Lack of ‘suitable’ jobs holding back women employment

A new paper by World Bank economists blames a “jobs deficit” for the decline in female labour force participation over the past decade. The study says a scarcity of “suitable job opportunities” outside farming and close to the place of residence are the main reasons why fewer women have joined the workforce.

According to National Sample Survey Office (NSSO), employment surveys, women participation rates in India fell sharply after 2004-05. Between 2004-05 and 2010-11, women labour participation in rural areas fell 12-14 percentage points.

Other explanations are greater involvement in domestic duties and care work, poor skills training, lack of support for women entrepreneurs, occupational segregation and informality of work.

India ranks 120 among 131 countries on women labour participation, according to a report by International Labour Organization. Traditionally, this has been blamed on a culturally patriarchal society and rising family incomes that allow more women to stay at home.

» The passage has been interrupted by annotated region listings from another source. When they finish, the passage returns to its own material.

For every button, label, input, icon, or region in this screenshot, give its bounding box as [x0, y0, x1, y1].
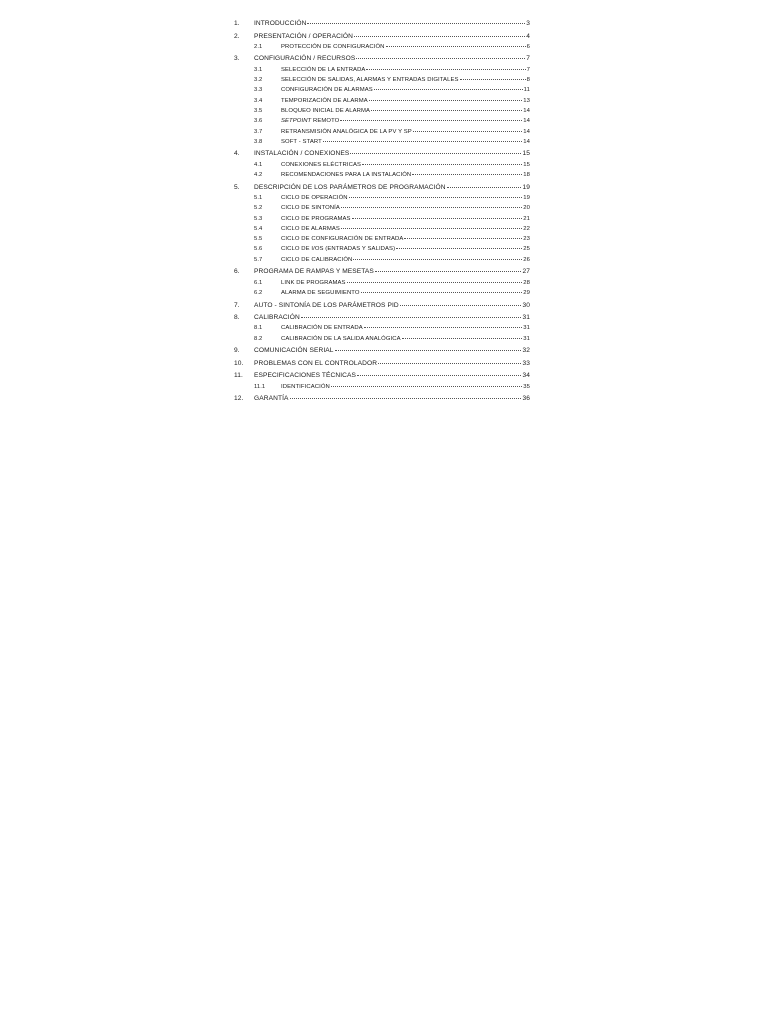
- toc-entry[interactable]: [234, 346, 530, 356]
- toc-title: INTRODUCCIÓN: [254, 20, 307, 27]
- dot-leader: [354, 31, 525, 37]
- toc-number: 2.: [234, 32, 240, 40]
- toc-page-number: 30: [522, 301, 530, 309]
- toc-number: 5.2: [254, 205, 263, 212]
- toc-number: 3.1: [254, 66, 263, 73]
- toc-page-number: 26: [523, 256, 530, 263]
- toc-number: 5.7: [254, 256, 263, 263]
- dot-leader: [402, 333, 523, 339]
- toc-page-number: 35: [523, 383, 530, 390]
- toc-page-number: 31: [523, 335, 530, 342]
- toc-number: 4.1: [254, 161, 263, 168]
- dot-leader: [331, 381, 522, 387]
- toc-title: COMUNICACIÓN SERIAL: [254, 347, 334, 355]
- toc-number: 3.7: [254, 128, 263, 135]
- toc-number: 5.5: [254, 236, 263, 243]
- toc-number: 5.3: [254, 215, 263, 222]
- toc-page-number: 29: [523, 289, 530, 296]
- toc-subentry[interactable]: [234, 382, 530, 392]
- dot-leader: [386, 41, 526, 47]
- toc-page-number: 13: [523, 97, 530, 104]
- toc-title: ESPECIFICACIONES TÉCNICAS: [254, 372, 357, 380]
- toc-number: 8.2: [254, 335, 263, 342]
- toc-page-number: 28: [523, 279, 530, 286]
- toc-subentry[interactable]: [234, 334, 530, 344]
- toc-number: 3.4: [254, 97, 263, 104]
- toc-page-number: 31: [523, 325, 530, 332]
- toc-number: 1.: [234, 20, 240, 27]
- dot-leader: [413, 126, 522, 132]
- toc-title: ALARMA DE SEGUIMIENTO: [281, 289, 360, 296]
- toc-number: 12.: [234, 395, 244, 403]
- dot-leader: [347, 277, 523, 283]
- toc-title: CALIBRACIÓN DE ENTRADA: [281, 325, 363, 332]
- toc-page-number: 14: [523, 118, 530, 125]
- toc-subentry[interactable]: [234, 288, 530, 298]
- toc-number: 11.: [234, 372, 243, 380]
- toc-title: CONEXIONES ELÉCTRICAS: [281, 161, 362, 168]
- toc-title: CICLO DE SINTONÍA: [281, 205, 340, 212]
- toc-title-rest: REMOTO: [311, 118, 340, 125]
- dot-leader: [341, 223, 522, 229]
- toc-entry[interactable]: [234, 394, 530, 404]
- toc-number: 3.: [234, 55, 240, 63]
- dot-leader: [362, 159, 522, 165]
- toc-number: 3.6: [254, 118, 263, 125]
- toc-title: CICLO DE CALIBRACIÓN: [281, 256, 353, 263]
- toc-entry[interactable]: [234, 359, 530, 369]
- toc-title: DESCRIPCIÓN DE LOS PARÁMETROS DE PROGRAMACIÓN: [254, 183, 446, 191]
- toc-title: PRESENTACIÓN / OPERACIÓN: [254, 32, 354, 40]
- dot-leader: [356, 53, 525, 59]
- toc-entry[interactable]: [234, 301, 530, 311]
- toc-page-number: 15: [522, 150, 530, 158]
- dot-leader: [341, 202, 522, 208]
- dot-leader: [378, 358, 521, 364]
- toc-title: BLOQUEO INICIAL DE ALARMA: [281, 107, 371, 114]
- toc-subentry[interactable]: [234, 170, 530, 180]
- toc-page-number: 7: [526, 55, 530, 63]
- toc-page-number: 20: [523, 205, 530, 212]
- toc-title: CICLO DE CONFIGURACIÓN DE ENTRADA: [281, 236, 404, 243]
- toc-title: CONFIGURACIÓN / RECURSOS: [254, 55, 356, 63]
- toc-number: 6.: [234, 268, 240, 276]
- toc-page-number: 3: [526, 20, 530, 27]
- toc-title: TEMPORIZACIÓN DE ALARMA: [281, 97, 368, 104]
- dot-leader: [369, 95, 522, 101]
- toc-number: 4.: [234, 150, 240, 158]
- toc-number: 5.4: [254, 225, 263, 232]
- toc-title: CICLO DE I/OS (ENTRADAS Y SALIDAS): [281, 246, 396, 253]
- toc-number: 11.1: [254, 383, 266, 390]
- dot-leader: [340, 115, 522, 121]
- toc-number: 10.: [234, 359, 244, 367]
- toc-page-number: 19: [522, 183, 530, 191]
- dot-leader: [323, 136, 522, 142]
- toc-number: 3.3: [254, 87, 263, 94]
- dot-leader: [357, 370, 521, 376]
- toc-page-number: 7: [526, 66, 530, 73]
- toc-title: RECOMENDACIONES PARA LA INSTALACIÓN: [281, 172, 412, 179]
- toc-page-number: 33: [522, 359, 530, 367]
- table-of-contents: [234, 19, 530, 405]
- dot-leader: [412, 169, 522, 175]
- toc-number: 7.: [234, 301, 240, 309]
- toc-number: 3.8: [254, 138, 263, 145]
- toc-page-number: 14: [523, 128, 530, 135]
- toc-title: GARANTÍA: [254, 395, 289, 403]
- toc-number: 5.1: [254, 194, 263, 201]
- dot-leader: [353, 254, 522, 260]
- toc-number: 6.1: [254, 279, 263, 286]
- toc-number: 9.: [234, 347, 240, 355]
- toc-page-number: 23: [523, 236, 530, 243]
- dot-leader: [396, 243, 522, 249]
- toc-number: 3.5: [254, 107, 263, 114]
- dot-leader: [361, 287, 523, 293]
- toc-page-number: 21: [523, 215, 530, 222]
- dot-leader: [364, 322, 522, 328]
- toc-number: 8.1: [254, 325, 263, 332]
- toc-page-number: 19: [523, 194, 530, 201]
- dot-leader: [404, 233, 522, 239]
- toc-page-number: 4: [526, 32, 530, 40]
- toc-title: PROBLEMAS CON EL CONTROLADOR: [254, 359, 378, 367]
- toc-number: 3.2: [254, 77, 263, 84]
- toc-title: LINK DE PROGRAMAS: [281, 279, 346, 286]
- toc-page-number: 6: [526, 43, 530, 50]
- toc-page-number: 22: [523, 225, 530, 232]
- toc-page-number: 8: [526, 77, 530, 84]
- dot-leader: [301, 312, 522, 318]
- toc-title: [281, 116, 339, 126]
- toc-page-number: 32: [522, 347, 530, 355]
- toc-title: SELECCIÓN DE SALIDAS, ALARMAS Y ENTRADAS DIGITALES: [281, 77, 459, 84]
- toc-page-number: 25: [523, 246, 530, 253]
- toc-title: INSTALACIÓN / CONEXIONES: [254, 150, 350, 158]
- toc-title: AUTO - SINTONÍA DE LOS PARÁMETROS PID: [254, 301, 399, 309]
- dot-leader: [349, 192, 523, 198]
- toc-page-number: 31: [522, 314, 530, 322]
- dot-leader: [307, 18, 525, 24]
- toc-number: 5.: [234, 183, 240, 191]
- dot-leader: [400, 300, 522, 306]
- toc-title: PROTECCIÓN DE CONFIGURACIÓN: [281, 43, 385, 50]
- toc-subentry[interactable]: [234, 42, 530, 52]
- toc-title: CONFIGURACIÓN DE ALARMAS: [281, 87, 373, 94]
- dot-leader: [352, 213, 523, 219]
- toc-page-number: 14: [523, 138, 530, 145]
- toc-title-italic: SETPOINT: [281, 118, 312, 125]
- toc-page-number: 14: [523, 107, 530, 114]
- toc-subentry[interactable]: [234, 255, 530, 265]
- toc-number: 8.: [234, 314, 240, 322]
- toc-page-number: 11: [523, 87, 530, 94]
- toc-number: 6.2: [254, 289, 263, 296]
- toc-subentry[interactable]: [234, 137, 530, 147]
- toc-page-number: 34: [522, 372, 530, 380]
- toc-title: RETRANSMISIÓN ANALÓGICA DE LA PV Y SP: [281, 128, 412, 135]
- toc-title: IDENTIFICACIÓN: [281, 383, 330, 390]
- toc-title: SOFT - START: [281, 138, 322, 145]
- dot-leader: [447, 182, 522, 188]
- dot-leader: [460, 74, 526, 80]
- dot-leader: [374, 84, 523, 90]
- dot-leader: [366, 64, 525, 70]
- toc-title: PROGRAMA DE RAMPAS Y MESETAS: [254, 268, 374, 276]
- toc-number: 4.2: [254, 172, 263, 179]
- toc-title: SELECCIÓN DE LA ENTRADA: [281, 66, 366, 73]
- toc-title: CICLO DE ALARMAS: [281, 225, 340, 232]
- dot-leader: [335, 345, 522, 351]
- dot-leader: [371, 105, 522, 111]
- toc-title: CICLO DE OPERACIÓN: [281, 194, 348, 201]
- toc-number: 5.6: [254, 246, 263, 253]
- toc-page-number: 18: [523, 172, 530, 179]
- toc-title: CICLO DE PROGRAMAS: [281, 215, 351, 222]
- toc-page-number: 15: [523, 161, 530, 168]
- toc-number: 2.1: [254, 43, 263, 50]
- toc-page-number: 36: [522, 395, 530, 403]
- toc-title: CALIBRACIÓN DE LA SALIDA ANALÓGICA: [281, 335, 401, 342]
- toc-page-number: 27: [522, 268, 530, 276]
- dot-leader: [375, 266, 522, 272]
- toc-title: CALIBRACIÓN: [254, 314, 300, 322]
- dot-leader: [350, 148, 521, 154]
- dot-leader: [290, 393, 522, 399]
- toc-entry[interactable]: [234, 19, 530, 29]
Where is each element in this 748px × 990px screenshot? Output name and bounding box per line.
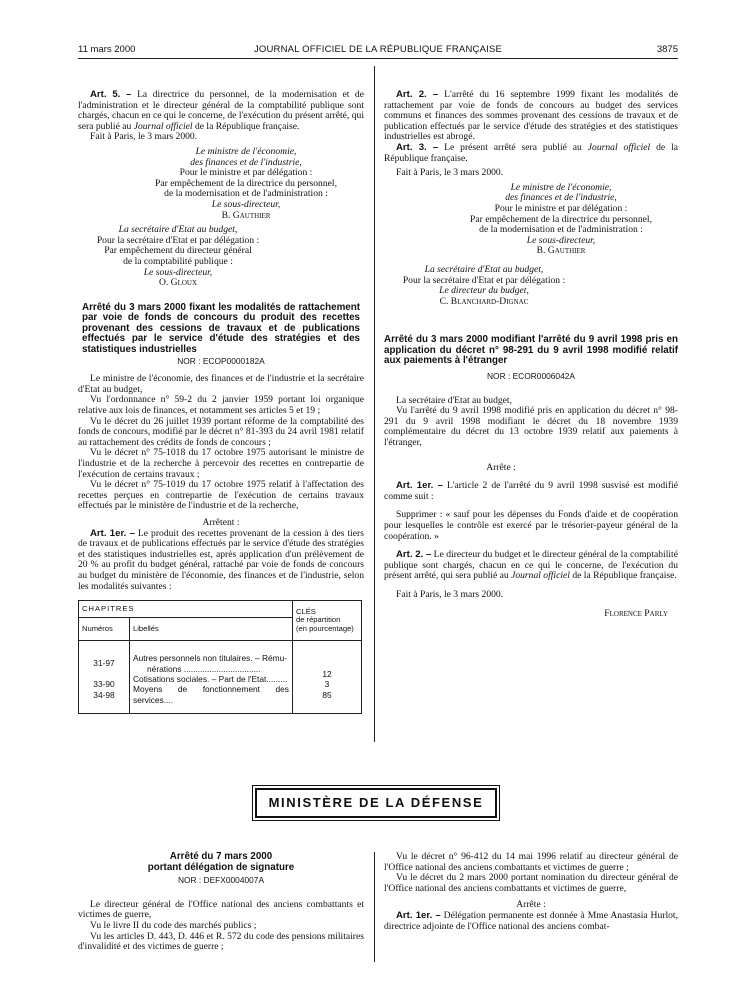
preamble-director: Le directeur général de l'Office national des anciens combattants et victimes de guerre, xyxy=(78,898,364,921)
arrete-title-defx: Arrêté du 7 mars 2000 xyxy=(169,851,273,862)
vu-decret-96-412: Vu le décret n° 96-412 du 14 mai 1996 relatif au directeur général de l'Office national des anciens combattants et victimes de guerre ; xyxy=(384,851,678,873)
table-cell-num: 33-90 xyxy=(93,679,115,690)
nor-ecor: NOR : ECOR0006042A xyxy=(487,371,575,382)
defense-right-column xyxy=(384,852,678,932)
vu-decret-1939: Vu le décret du 26 juillet 1939 portant réforme de la comptabilité des fonds de concours, modifié par le décret n° 81-393 du 24 avril 1981 relatif au rattachement des crédits de fonds de concours ; xyxy=(78,415,364,448)
table-cell-lib: Cotisations sociales. – Part de l'Etat xyxy=(133,673,267,684)
table-cell-lib: Moyens de fonctionnement des services xyxy=(133,684,289,705)
article-1-delegation: Art. 1er. – Délégation permanente est donnée à Mme Anastasia Hurlot, directrice adjointe de l'Office national des anciens combat- xyxy=(384,909,678,932)
signature-block-secretary: La secrétaire d'Etat au budget, Pour la secrétaire d'Etat et par délégation : Par empêchement du directeur général de la comptabilité publique : Le sous-directeur, O. Gloux xyxy=(96,224,260,289)
defense-left-column xyxy=(78,852,364,953)
table-head-chapitres: CHAPITRES xyxy=(79,601,293,618)
ministry-banner: MINISTÈRE DE LA DÉFENSE xyxy=(255,788,497,818)
table-cell-num: 31-97 xyxy=(93,658,115,669)
table-cell-lib-cont: nérations ................................. xyxy=(147,663,261,674)
right-column xyxy=(384,90,678,619)
table-cell-cle: 85 xyxy=(322,689,332,700)
table-head-libelles: Libellés xyxy=(130,618,293,641)
vu-arrete-1998: Vu l'arrêté du 9 avril 1998 modifié pris en application du décret n° 98-291 du 9 avril 1998 modifiant le décret du 18 novembre 1939 complémentaire du décret du 13 octobre 1939 relatif aux paiements à l'étranger, xyxy=(384,405,678,449)
page-header xyxy=(78,44,678,58)
arrete-defx: Arrête : xyxy=(516,899,546,911)
vu-decret-75-1019: Vu le décret n° 75-1019 du 17 octobre 1975 relatif à l'affectation des recettes perçues en contrepartie de l'exécution de certains travaux effectués par le ministère de l'industrie et de la recherche, xyxy=(78,479,364,512)
preamble-ministers: Le ministre de l'économie, des finances et de l'industrie et la secrétaire d'Etat au budget, xyxy=(78,373,364,395)
vu-decret-75-1018: Vu le décret n° 75-1018 du 17 octobre 1975 autorisant le ministre de l'industrie et de la recherche à percevoir des recettes en contrepartie de l'exécution de certains travaux ; xyxy=(78,447,364,480)
article-1-modif: Art. 1er. – L'article 2 de l'arrêté du 9 avril 1998 susvisé est modifié comme suit : xyxy=(384,480,679,502)
table-cell-cle: 12 xyxy=(322,668,332,679)
arretent: Arrêtent : xyxy=(202,516,240,528)
signature-block-minister: Le ministre de l'économie, des finances et de l'industrie, Pour le ministre et par délégation : Par empêchement de la directrice du personnel, de la modernisation et de l'administration : Le sous-directeur, B. Gauthier xyxy=(470,181,652,257)
signatory-name: Florence Parly xyxy=(604,607,668,619)
column-divider xyxy=(374,66,375,742)
article-2-execution: Art. 2. – Le directeur du budget et le directeur général de la comptabilité publique sont chargés, chacun en ce qui le concerne, de l'exécution du présent arrêté, qui sera publié au Journal officiel de la République française. xyxy=(384,549,678,582)
issue-date: 11 mars 2000 xyxy=(78,44,136,55)
fait-a-paris: Fait à Paris, le 3 mars 2000. xyxy=(90,131,198,143)
article-5: Art. 5. – La directrice du personnel, de la modernisation et de l'administration et le directeur général de la comptabilité publique sont chargés, chacun en ce qui le concerne, de l'exécution du présent arrêté, qui sera publié au Journal officiel de la République française. xyxy=(78,89,364,132)
supprimer-clause: Supprimer : « sauf pour les dépenses du Fonds d'aide et de coopération pour lesquelles le contrôle est exercé par le trésorier-payeur général de la coopération. » xyxy=(384,509,678,542)
signature-block-minister: Le ministre de l'économie, des finances et de l'industrie, Pour le ministre et par délégation : Par empêchement de la directrice du personnel, de la modernisation et de l'administration : Le sous-directeur, B. Gauthier xyxy=(155,145,337,221)
fait-a-paris: Fait à Paris, le 3 mars 2000. xyxy=(396,167,504,179)
arrete-subtitle-defx: portant délégation de signature xyxy=(147,861,295,873)
vu-articles-pensions: Vu les articles D. 443, D. 446 et R. 572 du code des pensions militaires d'invalidité et des victimes de guerre ; xyxy=(78,930,364,953)
arrete-title-ecop: Arrêté du 3 mars 2000 fixant les modalités de rattachement par voie de fonds de concours du produit des recettes provenant des cessions de travaux et de publications effectués par le service d'étude des stratégies et des statistiques industrielles xyxy=(82,301,360,356)
arrete: Arrête : xyxy=(486,461,516,473)
vu-decret-2000: Vu le décret du 2 mars 2000 portant nomination du directeur général de l'Office national des anciens combattants et victimes de guerre, xyxy=(384,872,678,894)
table-cell-lib: Autres personnels non titulaires. – Rému- xyxy=(133,653,288,664)
table-head-numeros: Numéros xyxy=(79,618,130,641)
header-rule xyxy=(78,58,678,59)
table-cell-cle: 3 xyxy=(324,679,330,690)
chapitres-table xyxy=(78,600,362,714)
nor-ecop: NOR : ECOP0000182A xyxy=(177,355,265,366)
vu-ordonnance: Vu l'ordonnance n° 59-2 du 2 janvier 1959 portant loi organique relative aux lois de finances, et notamment ses articles 5 et 19 ; xyxy=(78,394,364,417)
arrete-title-ecor: Arrêté du 3 mars 2000 modifiant l'arrêté du 9 avril 1998 pris en application du décret n° 98-291 du 9 avril 1998 modifié relatif aux paiements à l'étranger xyxy=(384,334,678,367)
signature-block-secretary: La secrétaire d'Etat au budget, Pour la secrétaire d'Etat et par délégation : Le directeur du budget, C. Blanchard-Dignac xyxy=(402,263,566,307)
left-column xyxy=(78,90,364,714)
vu-livre-ii: Vu le livre II du code des marchés publics ; xyxy=(90,919,257,931)
nor-defx: NOR : DEFX0004007A xyxy=(177,875,265,886)
journal-title: JOURNAL OFFICIEL DE LA RÉPUBLIQUE FRANÇAISE xyxy=(253,44,503,55)
fait-a-paris-2: Fait à Paris, le 3 mars 2000. xyxy=(396,588,504,600)
column-divider-bottom xyxy=(374,852,375,962)
table-body: 31-97 33-90 34-98 Autres personnels non titulaires. – Rému- nérations ................................. Cotisations sociales. – Part de l'Etat......... Moyens de fonctionnement des services.... 12 3 85 xyxy=(79,641,362,714)
page-number: 3875 xyxy=(656,44,678,55)
preamble-secretary: La secrétaire d'Etat au budget, xyxy=(396,394,512,406)
table-cell-num: 34-98 xyxy=(93,689,115,700)
article-3: Art. 3. – Le présent arrêté sera publié au Journal officiel de la République française. xyxy=(384,141,678,164)
article-1: Art. 1er. – Le produit des recettes provenant de la cession à des tiers de travaux et de publications effectués par le service d'étude des stratégies et des statistiques industrielles est, après application d'un prélèvement de 20 % au profit du budget général, rattaché par voie de fonds de concours au budget du ministère de l'économie, des finances et de l'industrie, selon les modalités suivantes : xyxy=(78,527,364,592)
table-head-cles: CLÉS de répartition (en pourcentage) xyxy=(293,601,362,641)
article-2-abrogation: Art. 2. – L'arrêté du 16 septembre 1999 fixant les modalités de rattachement par voie de fonds de concours au budget des services communs et finances des sommes provenant des cessions de travaux et de publication effectués par le service d'étude des stratégies et des statistiques industrielles est abrogé. xyxy=(384,89,678,143)
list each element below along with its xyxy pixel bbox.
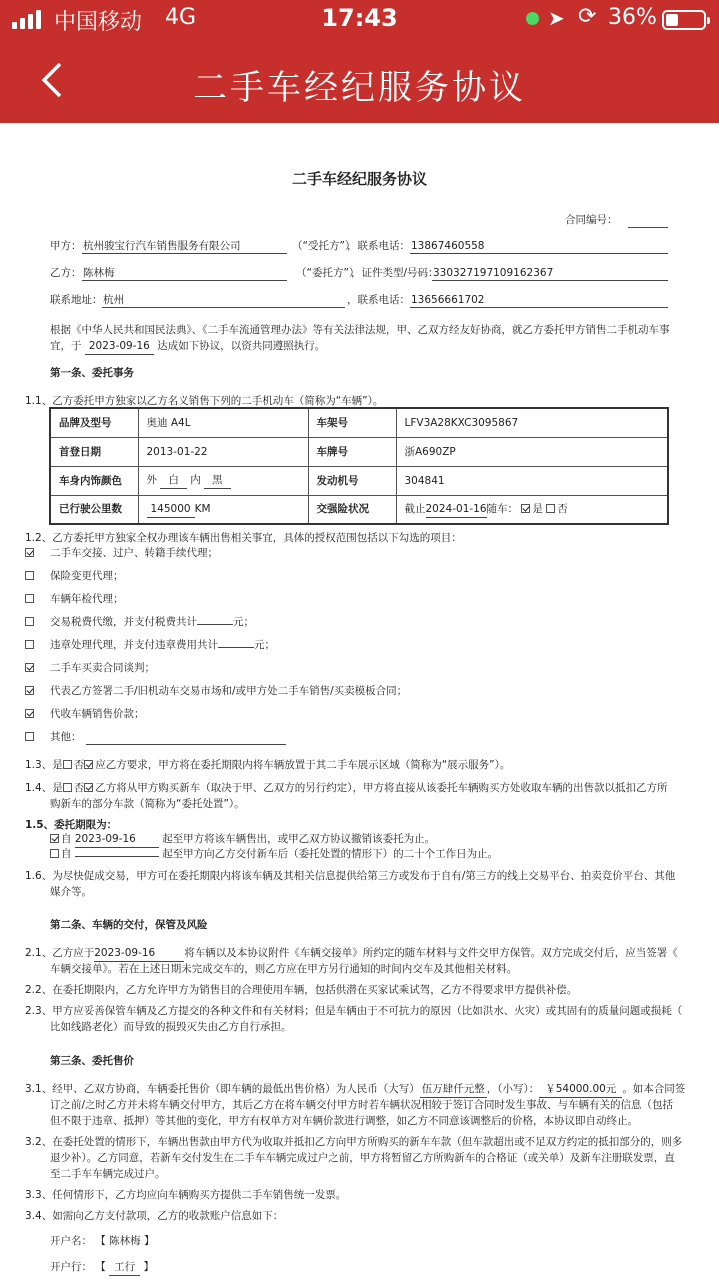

 One-Stop Crisis Centre for women in distress; A Women and Child development ministry’s initiative, the Centre would act as a one-stop facility to provide all kinds of aid to women in distress including medical help, counselling, legal and police assistance, while ensuring anonymity of the victim. The Centre will be mandated to provide legal, medical and psychological assistance to distressed women. There are many scenarios when women, who are stalked, molested, raped or experience violence are not willing to go to a police station. So the idea is to provide them all assistance at one place while maintaining their privacy. The victims of rape, dowry harassment and domestic violence will get medical aid and also help in filing FIRs, legal advice and psychological counselling.

Beti bachao beti Padhao (BBBP) Yojana (save daughter, educate daughter) to save and empower the girl child; Prevention of gender biased sex selective elimination; Ensuring survival & protection of the girl child  and  Ensuring education and participation of the girl child; coordinated and convergent efforts to ensure survival, protection and empowerment of the girl child.

 Hindu Succession (Amendment) Act, 2005: The amendments of 2005 gave equal right to daughters in coparcener properties by removing the discrimination that existed in the original enactment, the Hindu Succession Act, 1956 against Hindu women on rights over ancestral properties. The Supreme Court (October 2015), interpreted the succession law, declared that the provisions of the Hindu Succession (Amendment) Act, 2005, are applicable “prospectively” [on and from September 9, 2005, when the Act came into force], and not with “retrospective” effect as held by some High Courts in the country. The Karnataka High Court had held that daughters would be entitled to equal share even if father had died prior to September 9, 2005, when litigations over partition were pending in courts.

The Delhi High Court( September 2015) allowed women to be granted permanent commission in the Navy, ensuring that women naval officers enjoyed rights similar to their counterparts in the Army and the Air Force.

Navy treated women officers as a group entitled only to a short service commission of 14 years and men were entitled to both short service and permanent commissions.

The Supreme Court(January 2016) said no temple or governing body can bar a woman from entering the famous Sabarimala shrine in Kerala where lakhs of devotees throng annually to worship.